Ölbörsen nach OPEC-Beschluß schwächer –

Ölbörsen fallend  –

Sinkende Frachtraten durch Regenfälle lassen Inlandspreise sinken  –

Preise im Süden weiter höher als im Norden.

 

Aktueller Tagespreis 2000l, 10.12.2018:

2000l Standard-Heizöl schwefelarm bei einer Abladestelle.

71,64 €/100l, Bruttopreis incl. 19% Mehrwertsteuer.

Endpreis ohne weitere Zuschläge.
Zahlung auf Rechnung.
Maximal 3 Wochen Lieferfrist.

Aktueller Trend: Preise  tiefer.

Markteinschätzung

Der OPEC Deal am Freitag hat die Preise klar gestützt, doch eine massive Rallye löste dies bisher nicht aus. Mit einer Kürzung um 1,2 Mio. B/T hat man den erwarteten Minimalkonsens von 1 Mio. B/T leicht übertroffen, doch zum einen hat Russland bereits angekündigt, dass man die Reduzierung nicht sofort umsetzen werde und zum anderen haben Experten Zweifel, ob die Kürzung ausreichen wird, um eine Überversorgung in 2019 zu verhindern.

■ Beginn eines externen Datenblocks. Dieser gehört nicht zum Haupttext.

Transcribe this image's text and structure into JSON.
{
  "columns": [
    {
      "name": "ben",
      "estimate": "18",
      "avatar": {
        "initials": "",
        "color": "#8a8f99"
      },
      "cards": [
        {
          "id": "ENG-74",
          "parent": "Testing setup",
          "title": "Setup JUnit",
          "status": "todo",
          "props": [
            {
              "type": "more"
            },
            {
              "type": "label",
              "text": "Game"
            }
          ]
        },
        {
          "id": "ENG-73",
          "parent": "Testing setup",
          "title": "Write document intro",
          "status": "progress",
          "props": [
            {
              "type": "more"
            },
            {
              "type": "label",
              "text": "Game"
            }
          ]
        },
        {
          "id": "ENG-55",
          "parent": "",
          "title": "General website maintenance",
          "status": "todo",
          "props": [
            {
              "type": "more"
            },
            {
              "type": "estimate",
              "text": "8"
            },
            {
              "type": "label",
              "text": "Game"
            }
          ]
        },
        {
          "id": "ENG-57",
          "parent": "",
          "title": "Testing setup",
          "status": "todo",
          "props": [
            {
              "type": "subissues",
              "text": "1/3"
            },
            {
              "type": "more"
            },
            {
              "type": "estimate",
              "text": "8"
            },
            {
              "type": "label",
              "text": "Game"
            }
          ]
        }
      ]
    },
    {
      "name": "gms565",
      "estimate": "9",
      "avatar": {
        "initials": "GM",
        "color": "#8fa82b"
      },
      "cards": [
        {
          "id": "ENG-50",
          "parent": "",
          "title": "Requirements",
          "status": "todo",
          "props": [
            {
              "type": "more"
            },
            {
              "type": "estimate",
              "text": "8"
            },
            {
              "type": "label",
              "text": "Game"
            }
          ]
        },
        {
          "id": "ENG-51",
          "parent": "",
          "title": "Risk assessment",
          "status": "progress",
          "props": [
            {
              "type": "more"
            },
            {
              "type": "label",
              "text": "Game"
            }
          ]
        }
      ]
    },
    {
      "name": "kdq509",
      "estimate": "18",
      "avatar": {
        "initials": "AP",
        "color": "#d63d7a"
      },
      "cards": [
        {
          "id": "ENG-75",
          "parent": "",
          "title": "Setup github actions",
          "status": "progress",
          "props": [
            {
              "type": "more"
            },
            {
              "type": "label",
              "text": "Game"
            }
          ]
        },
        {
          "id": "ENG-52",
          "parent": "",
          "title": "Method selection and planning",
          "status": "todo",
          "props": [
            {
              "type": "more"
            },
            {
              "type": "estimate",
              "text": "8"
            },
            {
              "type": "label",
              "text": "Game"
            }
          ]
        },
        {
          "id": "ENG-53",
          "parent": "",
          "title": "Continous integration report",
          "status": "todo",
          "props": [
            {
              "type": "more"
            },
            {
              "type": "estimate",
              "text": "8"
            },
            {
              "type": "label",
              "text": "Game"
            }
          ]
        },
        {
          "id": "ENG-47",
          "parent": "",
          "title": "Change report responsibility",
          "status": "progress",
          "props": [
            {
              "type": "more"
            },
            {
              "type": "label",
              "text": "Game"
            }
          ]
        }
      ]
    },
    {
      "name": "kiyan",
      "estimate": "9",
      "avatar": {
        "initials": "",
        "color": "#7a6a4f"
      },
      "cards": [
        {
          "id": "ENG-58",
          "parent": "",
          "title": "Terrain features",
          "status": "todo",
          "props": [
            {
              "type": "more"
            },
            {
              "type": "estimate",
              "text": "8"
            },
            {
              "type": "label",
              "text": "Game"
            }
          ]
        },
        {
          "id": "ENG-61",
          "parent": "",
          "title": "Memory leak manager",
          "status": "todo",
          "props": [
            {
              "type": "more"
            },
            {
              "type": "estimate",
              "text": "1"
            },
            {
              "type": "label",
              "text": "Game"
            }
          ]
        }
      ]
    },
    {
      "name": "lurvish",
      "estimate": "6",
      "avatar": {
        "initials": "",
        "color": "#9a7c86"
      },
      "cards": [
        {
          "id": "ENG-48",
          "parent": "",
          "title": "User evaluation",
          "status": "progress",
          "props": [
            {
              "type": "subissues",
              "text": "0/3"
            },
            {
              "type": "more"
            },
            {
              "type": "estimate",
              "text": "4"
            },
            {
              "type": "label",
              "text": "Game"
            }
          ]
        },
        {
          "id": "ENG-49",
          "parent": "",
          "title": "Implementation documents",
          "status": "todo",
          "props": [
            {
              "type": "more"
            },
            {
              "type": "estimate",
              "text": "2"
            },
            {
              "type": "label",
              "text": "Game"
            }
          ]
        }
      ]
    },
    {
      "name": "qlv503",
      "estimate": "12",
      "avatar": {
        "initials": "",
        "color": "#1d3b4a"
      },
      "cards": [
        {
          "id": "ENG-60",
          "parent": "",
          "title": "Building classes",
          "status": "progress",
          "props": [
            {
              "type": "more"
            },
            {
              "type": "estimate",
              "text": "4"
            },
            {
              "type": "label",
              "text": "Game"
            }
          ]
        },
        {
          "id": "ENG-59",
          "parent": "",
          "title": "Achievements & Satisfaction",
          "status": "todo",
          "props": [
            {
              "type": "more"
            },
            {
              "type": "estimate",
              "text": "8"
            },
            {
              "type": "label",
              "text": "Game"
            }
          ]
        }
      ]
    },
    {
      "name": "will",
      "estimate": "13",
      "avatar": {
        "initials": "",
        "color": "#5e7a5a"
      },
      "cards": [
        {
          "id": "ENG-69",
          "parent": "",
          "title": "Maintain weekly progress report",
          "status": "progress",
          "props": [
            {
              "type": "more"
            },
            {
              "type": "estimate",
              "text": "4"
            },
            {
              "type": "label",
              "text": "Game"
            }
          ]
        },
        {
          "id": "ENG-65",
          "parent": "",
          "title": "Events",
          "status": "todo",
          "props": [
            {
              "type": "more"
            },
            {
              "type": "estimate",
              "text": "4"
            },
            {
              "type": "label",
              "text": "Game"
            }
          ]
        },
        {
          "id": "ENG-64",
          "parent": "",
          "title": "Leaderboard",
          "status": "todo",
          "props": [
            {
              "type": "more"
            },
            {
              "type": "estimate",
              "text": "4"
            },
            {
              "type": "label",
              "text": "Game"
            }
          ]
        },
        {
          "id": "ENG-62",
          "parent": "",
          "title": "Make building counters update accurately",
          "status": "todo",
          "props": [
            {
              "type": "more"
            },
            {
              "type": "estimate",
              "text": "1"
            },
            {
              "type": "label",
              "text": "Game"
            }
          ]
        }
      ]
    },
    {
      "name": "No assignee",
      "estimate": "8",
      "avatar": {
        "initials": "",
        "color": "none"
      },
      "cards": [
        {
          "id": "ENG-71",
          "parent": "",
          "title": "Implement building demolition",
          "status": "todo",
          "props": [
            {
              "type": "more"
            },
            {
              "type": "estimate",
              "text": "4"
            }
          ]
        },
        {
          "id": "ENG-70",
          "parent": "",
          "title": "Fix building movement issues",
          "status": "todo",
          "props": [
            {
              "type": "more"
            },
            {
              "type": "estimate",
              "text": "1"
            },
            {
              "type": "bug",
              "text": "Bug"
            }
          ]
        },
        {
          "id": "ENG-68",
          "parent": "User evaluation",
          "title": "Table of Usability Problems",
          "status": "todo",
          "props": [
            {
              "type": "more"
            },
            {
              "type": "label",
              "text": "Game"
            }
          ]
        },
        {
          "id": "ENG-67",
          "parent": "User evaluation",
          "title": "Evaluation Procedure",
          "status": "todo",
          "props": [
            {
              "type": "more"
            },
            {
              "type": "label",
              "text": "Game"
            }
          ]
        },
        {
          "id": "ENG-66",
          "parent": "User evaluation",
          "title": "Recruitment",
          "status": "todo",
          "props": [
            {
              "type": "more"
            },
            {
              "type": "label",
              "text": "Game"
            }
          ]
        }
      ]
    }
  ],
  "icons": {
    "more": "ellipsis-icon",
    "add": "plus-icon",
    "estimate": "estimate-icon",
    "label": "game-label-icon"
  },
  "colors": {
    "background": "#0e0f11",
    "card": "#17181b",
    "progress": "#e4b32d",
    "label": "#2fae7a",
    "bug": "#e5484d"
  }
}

Die Kürzung sei ausreichend um die Sorgen eines Ungleichgewichtes im Markt entgegenzutreten, aber eventuell nicht genug um Bestandsaufbauten Anfang 2019 komplett zu verhindern, so Harry Tchilinguirian, von BNP Paribas. Für Analyst Robert McNally, von der Rapidan Energy Group, komme es nun darauf an, wie groß der sich abzeichnende Angebots „Tsunami“ ausfalle. Die Kürzung sei aber nicht annähernd ausreichend genug um große Bestandsaufbauten im kommenden Jahr zu verhindern. Trump und Putin hätten umfangreichere Kürzungen verhindert, sodass zwar ein Boden im Markt etabliert wurde, der allerdings unscharf sei, so McNally’s Einschätzung.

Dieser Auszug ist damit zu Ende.